I generally liked the use of information technology in the story, but even though some thought had been put into the design of all the technology, it is still plagued by some classic Hollywood  shortcomings - such as source code showing when a program is loaded and executed, errors appearing in huge popup dialogs instead of command line and so on. Come on, you can do better. In so many instances in this film, they knew what they were doing, so why deviate from that?

Since Elysium is in space (low Earth orbit), you need a spacecraft to travel there. Perhaps surprisingly, the airships (jet-powered craft with no wings) can fly there without problems. Generally, the spaceflight part of the movie was handled very badly - it is like nobody cared a bit how you actually fly to space. In order to reach the orbit of Elysium, you need a delta-v of about 8.5 km/s and it is not easy to imagine how a simple helicopter-like craft could possible carry enough fuel to attain that speed. In addition, it seems all you have to do is to aim for Elysium and accelerate. Orbital mechanics don't work that way. It was also showed how craft approach directly from Earth's direction, constantly accelerating. If they were already on the same orbit, they could have just approached, using their fuel to try to evade the interceptor missiles, and of course decelerated to be able to match their speed with Elysium's habitat ring.

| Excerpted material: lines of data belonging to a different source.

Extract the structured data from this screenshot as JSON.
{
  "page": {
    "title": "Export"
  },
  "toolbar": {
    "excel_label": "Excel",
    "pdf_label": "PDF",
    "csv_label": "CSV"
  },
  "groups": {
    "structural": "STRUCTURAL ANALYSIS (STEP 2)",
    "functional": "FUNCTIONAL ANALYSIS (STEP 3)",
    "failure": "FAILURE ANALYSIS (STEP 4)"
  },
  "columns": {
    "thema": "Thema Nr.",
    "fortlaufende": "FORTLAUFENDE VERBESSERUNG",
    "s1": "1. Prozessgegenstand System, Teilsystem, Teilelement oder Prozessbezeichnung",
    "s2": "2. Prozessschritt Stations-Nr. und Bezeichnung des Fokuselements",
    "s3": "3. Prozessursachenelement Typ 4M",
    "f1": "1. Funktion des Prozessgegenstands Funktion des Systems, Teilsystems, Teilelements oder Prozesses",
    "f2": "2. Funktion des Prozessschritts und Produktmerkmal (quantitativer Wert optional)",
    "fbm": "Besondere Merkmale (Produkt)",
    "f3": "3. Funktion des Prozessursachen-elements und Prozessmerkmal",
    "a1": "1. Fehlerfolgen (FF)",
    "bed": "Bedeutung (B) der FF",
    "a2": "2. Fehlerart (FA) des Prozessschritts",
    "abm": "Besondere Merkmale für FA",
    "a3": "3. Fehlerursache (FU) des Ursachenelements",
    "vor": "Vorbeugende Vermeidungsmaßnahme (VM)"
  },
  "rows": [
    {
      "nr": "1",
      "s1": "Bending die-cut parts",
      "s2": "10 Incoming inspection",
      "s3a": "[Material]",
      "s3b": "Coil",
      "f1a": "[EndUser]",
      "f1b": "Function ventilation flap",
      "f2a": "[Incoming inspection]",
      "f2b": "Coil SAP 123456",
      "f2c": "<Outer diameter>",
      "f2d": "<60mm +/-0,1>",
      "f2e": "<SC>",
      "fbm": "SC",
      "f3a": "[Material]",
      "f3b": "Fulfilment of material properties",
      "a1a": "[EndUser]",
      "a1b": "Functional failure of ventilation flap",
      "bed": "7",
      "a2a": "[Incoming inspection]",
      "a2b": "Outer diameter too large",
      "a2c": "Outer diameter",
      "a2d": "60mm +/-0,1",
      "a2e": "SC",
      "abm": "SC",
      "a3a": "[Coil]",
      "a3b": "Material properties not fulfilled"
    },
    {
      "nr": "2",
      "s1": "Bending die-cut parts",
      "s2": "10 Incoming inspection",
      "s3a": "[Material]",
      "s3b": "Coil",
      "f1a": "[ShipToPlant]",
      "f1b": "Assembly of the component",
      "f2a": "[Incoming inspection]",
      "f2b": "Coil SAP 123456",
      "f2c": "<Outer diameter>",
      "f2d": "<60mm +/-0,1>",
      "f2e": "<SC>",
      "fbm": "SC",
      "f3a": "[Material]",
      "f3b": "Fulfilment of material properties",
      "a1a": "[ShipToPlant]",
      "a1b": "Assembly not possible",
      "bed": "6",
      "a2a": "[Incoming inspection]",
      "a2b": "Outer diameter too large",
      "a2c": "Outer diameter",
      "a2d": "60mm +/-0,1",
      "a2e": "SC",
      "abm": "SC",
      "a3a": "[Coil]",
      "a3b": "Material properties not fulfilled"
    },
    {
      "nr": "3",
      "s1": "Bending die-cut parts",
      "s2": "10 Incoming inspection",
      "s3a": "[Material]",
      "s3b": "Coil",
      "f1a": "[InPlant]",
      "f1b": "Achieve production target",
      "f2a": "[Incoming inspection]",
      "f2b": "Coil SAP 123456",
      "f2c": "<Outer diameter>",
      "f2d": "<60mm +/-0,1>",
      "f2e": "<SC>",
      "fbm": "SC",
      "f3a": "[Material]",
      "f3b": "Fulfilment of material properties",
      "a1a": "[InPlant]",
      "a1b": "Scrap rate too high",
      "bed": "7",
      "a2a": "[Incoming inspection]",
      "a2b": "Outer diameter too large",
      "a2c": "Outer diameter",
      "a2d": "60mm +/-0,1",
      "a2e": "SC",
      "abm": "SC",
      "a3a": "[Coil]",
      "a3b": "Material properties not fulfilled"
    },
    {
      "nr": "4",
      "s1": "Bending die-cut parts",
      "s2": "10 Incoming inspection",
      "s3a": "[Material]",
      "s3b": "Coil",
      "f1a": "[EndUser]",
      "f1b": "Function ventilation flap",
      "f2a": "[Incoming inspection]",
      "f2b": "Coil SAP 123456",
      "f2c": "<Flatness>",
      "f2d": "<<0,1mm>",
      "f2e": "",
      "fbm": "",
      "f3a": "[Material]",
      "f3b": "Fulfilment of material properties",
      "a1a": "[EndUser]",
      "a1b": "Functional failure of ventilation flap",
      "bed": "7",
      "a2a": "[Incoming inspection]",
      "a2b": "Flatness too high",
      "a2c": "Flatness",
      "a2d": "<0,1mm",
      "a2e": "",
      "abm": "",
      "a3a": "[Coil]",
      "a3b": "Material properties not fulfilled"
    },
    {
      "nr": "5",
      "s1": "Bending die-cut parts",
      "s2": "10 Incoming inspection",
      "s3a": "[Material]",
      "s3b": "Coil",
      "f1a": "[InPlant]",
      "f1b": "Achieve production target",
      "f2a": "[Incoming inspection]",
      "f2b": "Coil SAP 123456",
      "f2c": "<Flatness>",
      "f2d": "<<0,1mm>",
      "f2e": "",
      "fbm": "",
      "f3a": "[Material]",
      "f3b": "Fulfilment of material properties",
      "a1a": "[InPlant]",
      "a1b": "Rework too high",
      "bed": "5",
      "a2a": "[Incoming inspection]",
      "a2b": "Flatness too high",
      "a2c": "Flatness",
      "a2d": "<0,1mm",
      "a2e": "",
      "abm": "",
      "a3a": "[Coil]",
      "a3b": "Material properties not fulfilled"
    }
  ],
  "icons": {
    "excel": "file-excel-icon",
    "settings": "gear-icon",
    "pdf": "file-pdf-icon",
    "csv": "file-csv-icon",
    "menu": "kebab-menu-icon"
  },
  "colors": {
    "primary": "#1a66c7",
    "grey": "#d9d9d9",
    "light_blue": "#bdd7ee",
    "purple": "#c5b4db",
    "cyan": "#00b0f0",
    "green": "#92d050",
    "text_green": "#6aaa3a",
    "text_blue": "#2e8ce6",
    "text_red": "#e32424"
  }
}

Elysium itself was nice, but boring. The idea of the habitat lacking a "ceiling" is interesting. The centrifugal force might not be able to hold the atmosphere against the habitat in real life, but if Elysium was larger, it might. In any case, the construction and early evolution of Elysium might be a good topic for a comic book treatment (and another movie?).

Even though the supporting cast was excellent, the characters of Damon and Foster did much for the film to appear like another bland blockbuster. Production design by Philip Ivey was excellent, and he was the production designer for District 9 as well.

Social commentary? Just like in District 9, there is a lot, sometimes even stereotypical (overpopulation, electronic music). The director readily says this is an allegory of the world today. Maybe that justifies some of the blockbuster approach, to appeal bigger audience and introduce them to the scifi world that is not too far away from our reality?

The ending was nice with the medical shuttles. It's difficult to say how well Elysium's resources would have helped Earth's population, but the ending implies they now get the equal treatment. Much of the film I was wondering whether Elysium was like royal courts of Middle Ages where a very small minority of population enjoyed high standards of living, with art and sciences supported by them, with no means to actually spread that wealth to the ordinary folk ravaged by plague and famine.